Alicia Yinema Kate Nungarai Oshlack is an Australian bioinformatician and is Co-Head of Computational Biology at the Peter MacCallum Cancer Centre in Melbourne, Victoria, Australia. She is best known for her work developing methods for the analysis of transcriptome data as a measure of gene expression. She has characterized the role of gene expression in human evolution by comparisons of humans, chimpanzees, orangutans, and rhesus macaques, and works collaboratively in data analysis to improve the use of clinical sequencing of RNA samples by RNAseq for human disease diagnosis.

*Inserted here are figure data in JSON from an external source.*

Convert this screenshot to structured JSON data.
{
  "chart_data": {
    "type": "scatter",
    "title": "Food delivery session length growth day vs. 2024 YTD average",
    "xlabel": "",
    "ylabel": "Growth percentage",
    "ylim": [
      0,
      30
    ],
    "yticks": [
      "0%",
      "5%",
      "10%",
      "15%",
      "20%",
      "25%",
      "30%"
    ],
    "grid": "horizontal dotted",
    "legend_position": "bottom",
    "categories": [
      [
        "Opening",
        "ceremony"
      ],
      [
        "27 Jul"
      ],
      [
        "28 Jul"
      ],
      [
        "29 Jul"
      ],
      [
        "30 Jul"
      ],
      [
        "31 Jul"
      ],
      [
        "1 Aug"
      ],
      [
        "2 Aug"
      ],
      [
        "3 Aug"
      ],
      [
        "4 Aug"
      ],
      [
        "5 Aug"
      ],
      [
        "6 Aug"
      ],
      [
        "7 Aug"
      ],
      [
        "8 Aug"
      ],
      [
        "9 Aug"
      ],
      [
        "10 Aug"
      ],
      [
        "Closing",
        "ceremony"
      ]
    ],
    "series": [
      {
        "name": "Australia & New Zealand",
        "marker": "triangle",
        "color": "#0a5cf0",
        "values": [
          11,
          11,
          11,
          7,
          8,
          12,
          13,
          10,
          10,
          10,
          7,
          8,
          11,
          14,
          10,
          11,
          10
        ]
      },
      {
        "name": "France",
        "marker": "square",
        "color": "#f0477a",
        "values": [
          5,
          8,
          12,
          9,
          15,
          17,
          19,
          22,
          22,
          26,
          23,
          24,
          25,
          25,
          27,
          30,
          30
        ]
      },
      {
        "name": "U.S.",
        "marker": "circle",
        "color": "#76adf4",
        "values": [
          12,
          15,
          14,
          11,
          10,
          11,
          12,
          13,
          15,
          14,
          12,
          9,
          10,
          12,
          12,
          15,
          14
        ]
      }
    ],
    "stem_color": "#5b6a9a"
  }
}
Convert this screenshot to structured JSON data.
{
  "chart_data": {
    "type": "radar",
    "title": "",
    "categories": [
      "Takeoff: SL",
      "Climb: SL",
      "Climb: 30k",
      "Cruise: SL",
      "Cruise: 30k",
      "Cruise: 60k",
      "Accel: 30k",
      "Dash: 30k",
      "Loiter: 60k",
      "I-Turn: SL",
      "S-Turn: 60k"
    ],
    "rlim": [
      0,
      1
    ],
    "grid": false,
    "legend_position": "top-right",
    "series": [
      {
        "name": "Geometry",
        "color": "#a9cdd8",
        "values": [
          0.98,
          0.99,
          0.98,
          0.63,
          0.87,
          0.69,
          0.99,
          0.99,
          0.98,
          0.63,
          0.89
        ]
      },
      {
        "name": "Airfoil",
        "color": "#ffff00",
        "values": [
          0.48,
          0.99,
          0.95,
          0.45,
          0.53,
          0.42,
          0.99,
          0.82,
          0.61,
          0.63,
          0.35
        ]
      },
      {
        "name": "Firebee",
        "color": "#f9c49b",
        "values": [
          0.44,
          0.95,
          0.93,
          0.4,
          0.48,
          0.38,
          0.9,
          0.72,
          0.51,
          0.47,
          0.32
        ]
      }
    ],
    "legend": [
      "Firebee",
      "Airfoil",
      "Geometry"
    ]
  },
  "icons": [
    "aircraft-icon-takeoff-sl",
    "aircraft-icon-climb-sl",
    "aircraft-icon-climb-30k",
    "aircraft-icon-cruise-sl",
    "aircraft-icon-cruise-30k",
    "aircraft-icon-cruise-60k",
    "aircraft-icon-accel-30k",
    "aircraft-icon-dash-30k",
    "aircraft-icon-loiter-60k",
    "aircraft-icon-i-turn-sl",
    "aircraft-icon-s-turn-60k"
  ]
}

==Early life and education==
Alicia Oshlack was born in Roleystone, Perth in 1975. She graduated dux from Warrnambool College Victoria, Australia in 1993. She completed a Bachelor of Science (Hons) (1994–98) from the University of Melbourne, majoring in physics. She remained at the University of Melbourne to complete a PhD in astrophysics, which she completed on the topic of the central structure of radio quasars (1999–2003).

==Career ==
Oshlack made a career transition to apply her mathematics to genetics after moving to the Walter and Eliza Hall Institute, where she worked as a research officer (2003–07) and then senior research officer (2007–11) in the Bioinformatics Division. Oshlack moved to the Murdoch Children's Research Institute in Melbourne in 2011 to take up the post of Head of Bioinformatics.
She was appointment as the co-chair of the Genomics and Bioinformatics advisory group for The Melbourne Genomics Health Alliance in 2013. She was also on the organising committee of Beyond the Genome in 2013. In 2019 Oshlack was appointed co-Head of Computational Biology at the Peter MacCallum Cancer Centre. She was elected a Fellow of the Australian Academy of Health and Medical Sciences in 2021. In 2022 she was nominated and highly commended in the Research Australia Frontiers Award.

==Research==

===Gene expression analysis===
Oshlack's research has focused on methods for the analysis of genome expression, notably computational and statistical analysis of transcriptome data. This includes work on background correction methods for two-colour microarrays, normalisation of microarray data, comparative analysis of RNAseq data and normalisation of methylation patterns in human DNA beadchip data.

===Human evolution===
Oshlack's methodology has enabled gene expression levels between humans and other primates to be analysed in an unbiased manner. Her work comparing gene expression levels from liver tissues of five individuals from four different primate species: humans, chimpanzees, orangutans, and rhesus macaques, identified the rapid evolution of transcription factors in humans. Further related work looked at the expression level changes for these factor across multiple human tissues. For this work Alicia Oshlack was awarded the Ruth Stephens Gani Medal for Human Genetics from the Australian Academy of Science in 2011.

===Clinical gene expression analysis===
Oshlack has developed a software pipeline for performing clinical grade analysis of DNA sequencing data for diagnostic purposes. These tools are currently being used for the analysis of sequencing data in the diagnosis of cardiomyopathies at the Victorian Clinical Genetics Service. She has also developed tools for the analysis of tumour data, specifically detecting mutations caused by rearrangement of the tumour genome resulting in oncogenic fusion genes.

==Personal life==
Oshlack's views on work life balance in science and communicating what bioinformaticians do to a general audience at parties have been published.